Thüringen hat gewählt!

photo_2024-09-06_15-27-52-575x768 photo_2024-09-06_09-15-36-768x576 Am 01.September haben die Bürger Thüringens von ihrem Recht Gebraucht gemacht, einen neuen Landtag zu wählen. Ich habe ganz bewusst noch am Wahltag gesagt, dass dieser Tag ein Festtag der Demokratie ist. Dabei bleibe ich, auch wenn mich die Wahlergebnisse für meine Partei keineswegs befriedigen können und ich mit Sorge sehe, wie stark eine rechtsextreme Partei, die von einem SA-Parolen brüllenden Björn Höcke geführt wird, abgeschnitten hat.

Es war am 04. Dezember 1989 als mutige Thüringerinnen und Thüringer die Stasizentrale in Erfurt besetzten und so der SED-Diktatur friedlich, aber mit Nachdruck eines ihrer wichtigsten Machtmittel aus der Hand schlugen. Sie erkämpften sich Freiheit, das Recht auf freie Rede und auch die Freiheit, in demokratischen Wahlen ihre Regierungen selbst zu bestimmen.
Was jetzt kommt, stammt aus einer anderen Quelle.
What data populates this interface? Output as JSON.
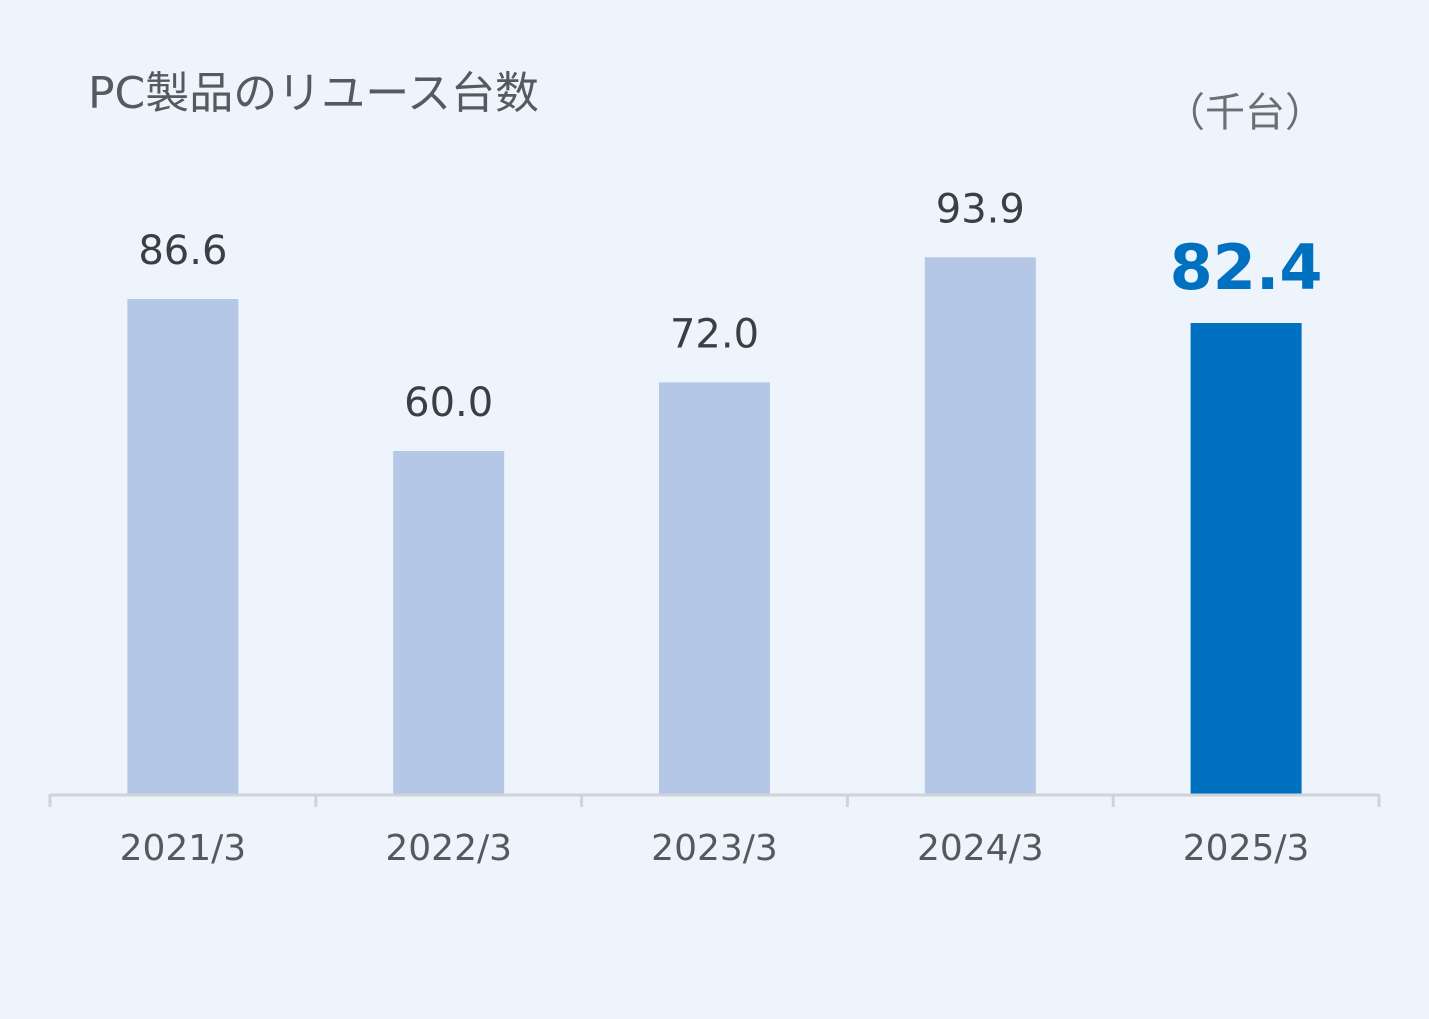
{
  "chart_data": {
    "type": "bar",
    "title": "PC製品のリユース台数",
    "unit": "（千台）",
    "categories": [
      "2021/3",
      "2022/3",
      "2023/3",
      "2024/3",
      "2025/3"
    ],
    "values": [
      86.6,
      60.0,
      72.0,
      93.9,
      82.4
    ],
    "value_labels": [
      "86.6",
      "60.0",
      "72.0",
      "93.9",
      "82.4"
    ],
    "highlight_index": 4,
    "ylim": [
      0,
      94
    ],
    "grid": false,
    "colors": {
      "bar": "#b4c7e7",
      "highlight_bar": "#0070c0",
      "axis": "#d0d4d9"
    }
  }
}
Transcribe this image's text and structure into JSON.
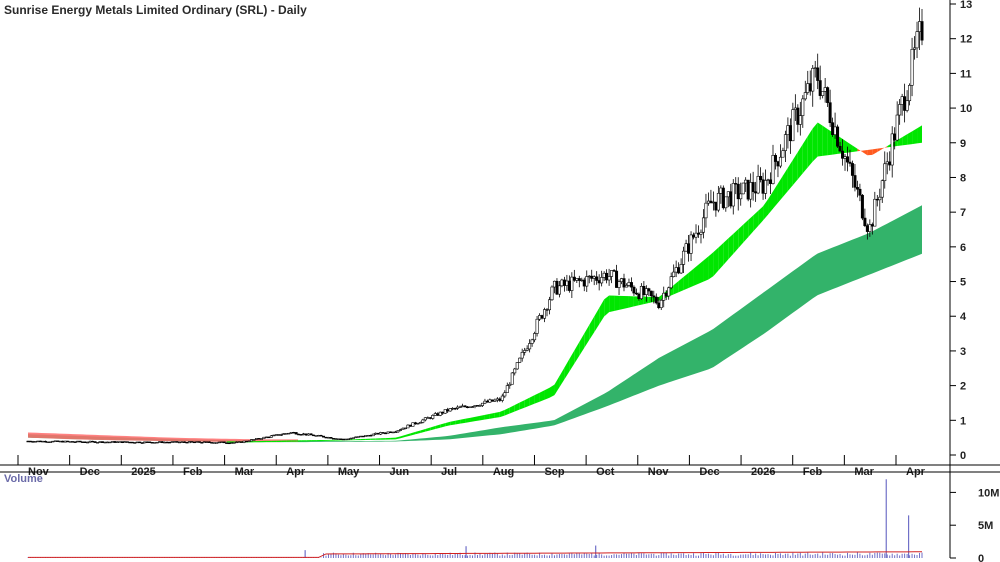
{
  "chart_data": {
    "type": "candlestick",
    "title": "Sunrise Energy Metals Limited Ordinary (SRL) - Daily",
    "x_tick_labels": [
      "Nov",
      "Dec",
      "2025",
      "Feb",
      "Mar",
      "Apr",
      "May",
      "Jun",
      "Jul",
      "Aug",
      "Sep",
      "Oct",
      "Nov",
      "Dec",
      "2026",
      "Feb",
      "Mar",
      "Apr"
    ],
    "price_axis": {
      "ticks": [
        0,
        1,
        2,
        3,
        4,
        5,
        6,
        7,
        8,
        9,
        10,
        11,
        12,
        13
      ],
      "ylim": [
        0,
        13
      ]
    },
    "volume_panel": {
      "title": "Volume",
      "tick_labels": [
        "0",
        "5M",
        "10M"
      ],
      "tick_values": [
        0,
        5000000,
        10000000
      ],
      "ylim": [
        0,
        12500000
      ]
    },
    "price_series_close_approx": [
      {
        "month": "Nov",
        "close": 0.4
      },
      {
        "month": "Dec",
        "close": 0.38
      },
      {
        "month": "2025",
        "close": 0.37
      },
      {
        "month": "Feb",
        "close": 0.37
      },
      {
        "month": "Mar",
        "close": 0.36
      },
      {
        "month": "Apr",
        "close": 0.65
      },
      {
        "month": "May",
        "close": 0.45
      },
      {
        "month": "Jun",
        "close": 0.7
      },
      {
        "month": "Jul",
        "close": 1.3
      },
      {
        "month": "Aug",
        "close": 1.6
      },
      {
        "month": "Sep",
        "close": 4.8
      },
      {
        "month": "Oct",
        "close": 5.2
      },
      {
        "month": "Nov",
        "close": 4.4
      },
      {
        "month": "Dec",
        "close": 7.3
      },
      {
        "month": "2026",
        "close": 7.8
      },
      {
        "month": "Feb",
        "close": 11.0
      },
      {
        "month": "Mar",
        "close": 6.5
      },
      {
        "month": "Apr",
        "close": 12.3
      }
    ],
    "short_term_band_upper_approx": [
      0.45,
      0.42,
      0.4,
      0.4,
      0.39,
      0.42,
      0.44,
      0.5,
      0.95,
      1.25,
      2.0,
      4.6,
      4.55,
      5.8,
      7.2,
      9.6,
      8.6,
      9.5
    ],
    "short_term_band_lower_approx": [
      0.4,
      0.38,
      0.37,
      0.37,
      0.36,
      0.38,
      0.42,
      0.45,
      0.85,
      1.1,
      1.7,
      4.1,
      4.45,
      5.1,
      6.8,
      8.6,
      8.8,
      9.0
    ],
    "long_term_band_upper_approx": [
      0.6,
      0.55,
      0.5,
      0.45,
      0.42,
      0.4,
      0.4,
      0.41,
      0.55,
      0.8,
      1.0,
      1.8,
      2.8,
      3.6,
      4.7,
      5.8,
      6.4,
      7.2
    ],
    "long_term_band_lower_approx": [
      0.5,
      0.45,
      0.42,
      0.4,
      0.38,
      0.37,
      0.38,
      0.39,
      0.45,
      0.6,
      0.85,
      1.4,
      2.0,
      2.5,
      3.5,
      4.6,
      5.2,
      5.8
    ],
    "volume_spikes_approx": [
      {
        "month": "Apr",
        "volume": 1200000
      },
      {
        "month": "Jul",
        "volume": 1800000
      },
      {
        "month": "Sep",
        "volume": 1900000
      },
      {
        "month": "Mar",
        "volume": 12000000
      },
      {
        "month": "Mar",
        "volume": 6500000
      }
    ],
    "colors": {
      "up_candle": "#ffffff",
      "down_candle": "#000000",
      "short_band_bull": "#00e600",
      "short_band_bear": "#ff5a1f",
      "long_band": "#33b36a",
      "early_band": "#ff6b6b",
      "volume_bar": "#7070c8",
      "volume_avg": "#d22020"
    }
  }
}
Schon allein der Respekt vor dieser mutigen Tat von ganz normalen Menschen, die niemals wussten, ob die SED nicht doch die sog. „Pekinger Lösung“ (Stichwort: Massaker auf dem Platz des himmlischen Friedens im Sommer 1989) umsetzen würde, macht jeden Wahltag für mich auch zu einer Erinnerung an dieses wichtige Erbe der deutschen Demokratiegeschichte.
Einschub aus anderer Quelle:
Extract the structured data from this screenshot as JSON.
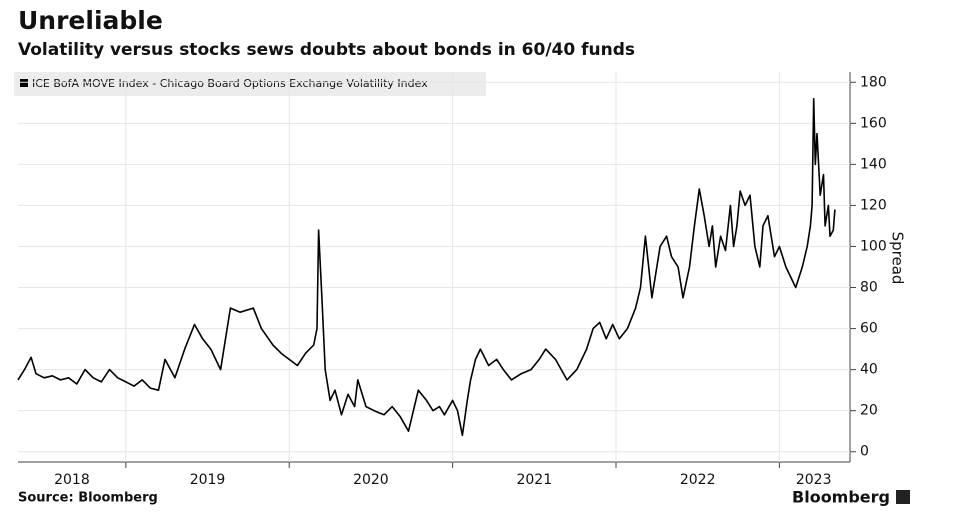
{
  "chart_data": {
    "type": "line",
    "title": "Unreliable",
    "subtitle": "Volatility versus stocks sews doubts about bonds in 60/40 funds",
    "y_label": "Spread",
    "source": "Source: Bloomberg",
    "brand": "Bloomberg",
    "x": [
      2018.34,
      2018.38,
      2018.42,
      2018.45,
      2018.5,
      2018.55,
      2018.6,
      2018.65,
      2018.7,
      2018.75,
      2018.8,
      2018.85,
      2018.9,
      2018.95,
      2019.0,
      2019.05,
      2019.1,
      2019.15,
      2019.2,
      2019.24,
      2019.3,
      2019.36,
      2019.42,
      2019.47,
      2019.52,
      2019.58,
      2019.64,
      2019.7,
      2019.78,
      2019.83,
      2019.9,
      2019.95,
      2020.0,
      2020.05,
      2020.1,
      2020.15,
      2020.17,
      2020.18,
      2020.2,
      2020.22,
      2020.25,
      2020.28,
      2020.32,
      2020.36,
      2020.4,
      2020.42,
      2020.47,
      2020.52,
      2020.58,
      2020.63,
      2020.68,
      2020.73,
      2020.79,
      2020.84,
      2020.88,
      2020.92,
      2020.95,
      2021.0,
      2021.03,
      2021.06,
      2021.09,
      2021.11,
      2021.14,
      2021.17,
      2021.22,
      2021.27,
      2021.31,
      2021.36,
      2021.42,
      2021.48,
      2021.53,
      2021.57,
      2021.63,
      2021.7,
      2021.76,
      2021.82,
      2021.86,
      2021.9,
      2021.94,
      2021.98,
      2022.02,
      2022.07,
      2022.12,
      2022.15,
      2022.18,
      2022.2,
      2022.22,
      2022.27,
      2022.31,
      2022.34,
      2022.38,
      2022.41,
      2022.45,
      2022.48,
      2022.51,
      2022.54,
      2022.57,
      2022.59,
      2022.61,
      2022.64,
      2022.67,
      2022.7,
      2022.72,
      2022.74,
      2022.76,
      2022.79,
      2022.82,
      2022.85,
      2022.88,
      2022.9,
      2022.93,
      2022.97,
      2023.0,
      2023.04,
      2023.1,
      2023.14,
      2023.17,
      2023.19,
      2023.2,
      2023.21,
      2023.22,
      2023.23,
      2023.25,
      2023.27,
      2023.28,
      2023.3,
      2023.31,
      2023.33,
      2023.34
    ],
    "series": [
      {
        "name": "ICE BofA MOVE Index - Chicago Board Options Exchange Volatility Index",
        "color": "#000000",
        "values": [
          35,
          40,
          46,
          38,
          36,
          37,
          35,
          36,
          33,
          40,
          36,
          34,
          40,
          36,
          34,
          32,
          35,
          31,
          30,
          45,
          36,
          50,
          62,
          55,
          50,
          40,
          70,
          68,
          70,
          60,
          52,
          48,
          45,
          42,
          48,
          52,
          60,
          108,
          75,
          40,
          25,
          30,
          18,
          28,
          22,
          35,
          22,
          20,
          18,
          22,
          17,
          10,
          30,
          25,
          20,
          22,
          18,
          25,
          20,
          8,
          25,
          35,
          45,
          50,
          42,
          45,
          40,
          35,
          38,
          40,
          45,
          50,
          45,
          35,
          40,
          50,
          60,
          63,
          55,
          62,
          55,
          60,
          70,
          80,
          105,
          90,
          75,
          100,
          105,
          95,
          90,
          75,
          90,
          110,
          128,
          115,
          100,
          110,
          90,
          105,
          98,
          120,
          100,
          110,
          127,
          120,
          125,
          100,
          90,
          110,
          115,
          95,
          100,
          90,
          80,
          90,
          100,
          110,
          120,
          172,
          140,
          155,
          125,
          135,
          110,
          120,
          105,
          108,
          118
        ]
      }
    ],
    "xlim": [
      2018.34,
      2023.42
    ],
    "xticks": [
      2018,
      2019,
      2020,
      2021,
      2022,
      2023
    ],
    "ylim": [
      -5,
      185
    ],
    "yticks": [
      0,
      20,
      40,
      60,
      80,
      100,
      120,
      140,
      160,
      180
    ],
    "grid": true
  }
}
Dass die Wahlen dieses Mal ausgerechnet am 01. September stattfanden, ruft noch weitere historische Linien auf. Am gleichen Tag im Jahr 1939 überfiel das sog. „Dritte Reich“ Polen, 16 Tage später rückte die Sowjetunion ebenfalls in das westliche Nachbarland ein. Zwei Diktaturen bildeten eine Beutegemeinschaft, zerschlugen den polnischen Staat unter unvorstellbaren menschlichen Opfern und stürzten ganz Europa in den Abgrund. Daran sollte jeder denken, der von gerechtem Frieden redet. Meine Antwort: eine europäische Friedensordnung und eine weitere Ausgestaltung des „Weimarer Dreiecks“.
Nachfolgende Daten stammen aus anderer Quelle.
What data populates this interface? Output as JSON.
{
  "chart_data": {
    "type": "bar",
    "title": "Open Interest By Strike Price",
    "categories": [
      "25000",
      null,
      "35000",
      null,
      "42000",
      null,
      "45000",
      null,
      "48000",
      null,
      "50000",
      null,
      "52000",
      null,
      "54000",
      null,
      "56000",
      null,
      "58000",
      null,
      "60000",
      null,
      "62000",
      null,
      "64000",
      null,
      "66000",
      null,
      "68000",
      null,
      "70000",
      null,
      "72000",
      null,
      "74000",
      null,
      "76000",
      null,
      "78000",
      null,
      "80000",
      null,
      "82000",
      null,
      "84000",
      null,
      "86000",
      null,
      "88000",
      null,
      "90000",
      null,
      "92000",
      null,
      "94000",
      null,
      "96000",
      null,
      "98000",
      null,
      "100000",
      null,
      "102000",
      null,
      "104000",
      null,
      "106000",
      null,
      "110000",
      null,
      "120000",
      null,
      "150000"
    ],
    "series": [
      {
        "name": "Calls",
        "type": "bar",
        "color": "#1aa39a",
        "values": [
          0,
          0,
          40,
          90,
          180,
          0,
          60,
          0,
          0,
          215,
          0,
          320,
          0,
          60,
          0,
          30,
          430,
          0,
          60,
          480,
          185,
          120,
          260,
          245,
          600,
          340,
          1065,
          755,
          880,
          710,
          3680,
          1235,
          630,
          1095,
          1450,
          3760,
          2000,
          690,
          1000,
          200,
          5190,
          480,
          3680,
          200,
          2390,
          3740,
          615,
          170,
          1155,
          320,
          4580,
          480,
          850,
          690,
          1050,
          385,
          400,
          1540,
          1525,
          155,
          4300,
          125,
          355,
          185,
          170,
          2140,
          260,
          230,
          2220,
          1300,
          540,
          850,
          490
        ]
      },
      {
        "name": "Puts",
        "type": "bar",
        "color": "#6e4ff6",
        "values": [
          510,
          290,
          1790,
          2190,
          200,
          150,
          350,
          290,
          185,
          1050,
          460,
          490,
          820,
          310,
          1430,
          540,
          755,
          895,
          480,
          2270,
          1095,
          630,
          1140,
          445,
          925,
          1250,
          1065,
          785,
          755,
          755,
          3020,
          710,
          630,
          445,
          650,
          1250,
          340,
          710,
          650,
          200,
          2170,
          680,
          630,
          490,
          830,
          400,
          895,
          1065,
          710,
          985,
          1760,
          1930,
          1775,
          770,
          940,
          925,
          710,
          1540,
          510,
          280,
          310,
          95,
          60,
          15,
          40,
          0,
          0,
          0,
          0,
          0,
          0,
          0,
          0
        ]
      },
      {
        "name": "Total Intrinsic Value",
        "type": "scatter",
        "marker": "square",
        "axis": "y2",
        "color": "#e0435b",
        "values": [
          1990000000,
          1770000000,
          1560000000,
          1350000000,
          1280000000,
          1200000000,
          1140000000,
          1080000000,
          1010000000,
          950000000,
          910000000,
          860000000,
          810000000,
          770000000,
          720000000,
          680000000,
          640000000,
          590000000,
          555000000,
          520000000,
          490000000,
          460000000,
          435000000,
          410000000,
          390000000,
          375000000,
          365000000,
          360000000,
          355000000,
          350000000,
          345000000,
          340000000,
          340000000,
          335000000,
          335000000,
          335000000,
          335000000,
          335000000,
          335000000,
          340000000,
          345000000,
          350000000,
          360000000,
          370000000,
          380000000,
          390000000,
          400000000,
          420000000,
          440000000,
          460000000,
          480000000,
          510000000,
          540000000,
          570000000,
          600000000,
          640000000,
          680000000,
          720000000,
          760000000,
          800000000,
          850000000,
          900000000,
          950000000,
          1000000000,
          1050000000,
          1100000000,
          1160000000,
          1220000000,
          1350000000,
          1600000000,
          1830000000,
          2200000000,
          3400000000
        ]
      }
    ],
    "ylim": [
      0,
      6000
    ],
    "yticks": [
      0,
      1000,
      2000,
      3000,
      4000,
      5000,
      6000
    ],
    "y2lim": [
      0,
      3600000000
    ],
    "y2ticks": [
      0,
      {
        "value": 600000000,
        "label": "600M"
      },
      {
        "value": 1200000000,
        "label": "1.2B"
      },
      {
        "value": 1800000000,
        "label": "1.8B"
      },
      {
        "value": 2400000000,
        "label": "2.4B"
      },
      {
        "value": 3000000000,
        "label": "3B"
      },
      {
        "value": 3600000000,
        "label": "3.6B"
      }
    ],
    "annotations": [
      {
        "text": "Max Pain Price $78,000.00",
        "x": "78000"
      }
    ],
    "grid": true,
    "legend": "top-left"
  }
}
Aber ohne Frage: für meine Partei DIE LINKE. und mich war der 01. September auch ein bitterer Tag. Kein Weg führt an der Erkenntnis vorbei, dass wir knapp 18 Prozent an Stimmen verloren haben. Das schmerzt mich und natürlich auch all meine Genossinnen und Genossen. Dennoch stimmt es mich optimistisch, dass ich in diesem Wahlkampf eine Partei erlebt habe, die trotz aller Widrigkeiten mit einem unbeschreiblichen Frohsinn und einer niemals versiegenden Energie gekämpft hat. Der Satz stimmt: „Wir gewinnen zusammen und wir verlieren zusammen.“

Demokratie lebt vom Wechsel. Wer glaubt, man könne das Recht zu regieren für sich pachten, der hat Demokratie nicht verstanden. Ich bin dankbar, dass ich zehn Jahre lang als Ministerpräsident die Geschicke dieses wunderschönen Bundeslandes mitlenken durfte und werde jetzt die ebenso wichtige Aufgabe wahrnehmen als Oppositionsabgeordneter die Regierung dabei zu unterstützen demokratisch gute Lösungen für die drängenden Probleme unserer Zeit, von denen es wahrlich mehr als genug gibt, zu finden. Für mich gilt, was ich auch vor dem Wahltag sagte: derjenige Demokrat mit dem stärksten Ergebnis hat jetzt die Aufgabe eine Regierung zu bilden. Meine Partei und ich werden der CDU und Prof. Voigt für Gespräche bereitstehen und das Unsrige dazu beitragen, den Faschismus von den Hebeln der Macht fernzuhalten. Das ist die Pflicht aller Demokraten.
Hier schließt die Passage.